A common practice is to start with a small number of filters in the first layer and gradually increase the number of filters in subsequent layers. For example, in a basic CNN architecture, the number of filters might be set as follows:

**`First Convolutional Layer`**: Fewer filters, e.g., 32 or 64.


**`Intermediate Convolutional Layers`**: Increasing number of filters, e.g., 128, 256, etc.


**`Final Convolutional Layer`**: The number of filters can be set to the number of classes in the classification task (for classification problems).


The choice of the number of filters can also depend on the available computational resources and the size of the dataset. Larger numbers of filters increase the model's capacity to learn intricate patterns but also increase the computational cost and the risk of overfitting if the dataset is small.


### Q) How to specify correct input shape of images while creating dataset?

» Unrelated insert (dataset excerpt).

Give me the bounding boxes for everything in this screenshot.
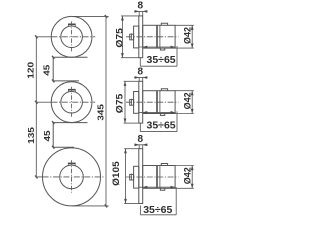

The choice of the image size (image_size) when creating a dataset of images depends on various factors, including the characteristics of the dataset, the available computational resources, and the requirements of the specific deep learning model or task you are working on.


As a starting point, image sizes such as (256, 256) or (224, 224) are commonly used in various computer vision tasks. These sizes are often chosen because they strike a balance between maintaining relevant details in the images and computational efficiency.


### Q) What will happen if we incease the number of convolutional layers?


Adding more convolutional layers can make the model more complex and difficult to train, but it can also improve the model's performance by extracting more features and reducing overfitting.


**`Increased complexity`**: Adding more convolutional layers will increase the complexity of the CNN model. This can make the model more difficult to train, but it can also improve the model's performance.


**`Improved feature extraction`**: More convolutional layers can extract more features from the input data. This can improve the model's ability to recognize patterns in the data and make more accurate predictions.


**`Reduced overfitting`**: Adding more convolutional layers can help to reduce overfitting. This is because the model will be able to learn more features from the data, which will make it less likely to memorize the training data and generalize better to new data.

### `'mini-batch'` parameter

The size of the mini-batch is a hyperparameter that can be tuned to improve the performance of the model. A smaller mini-batch size can help to prevent overfitting, but it can also make the training process slower. A larger mini-batch size can speed up the training process, but it can also increase the risk of overfitting.

The optimal mini-batch size depends on the specific problem and the dataset. However, a good starting point is a mini-batch size of 32 to 128.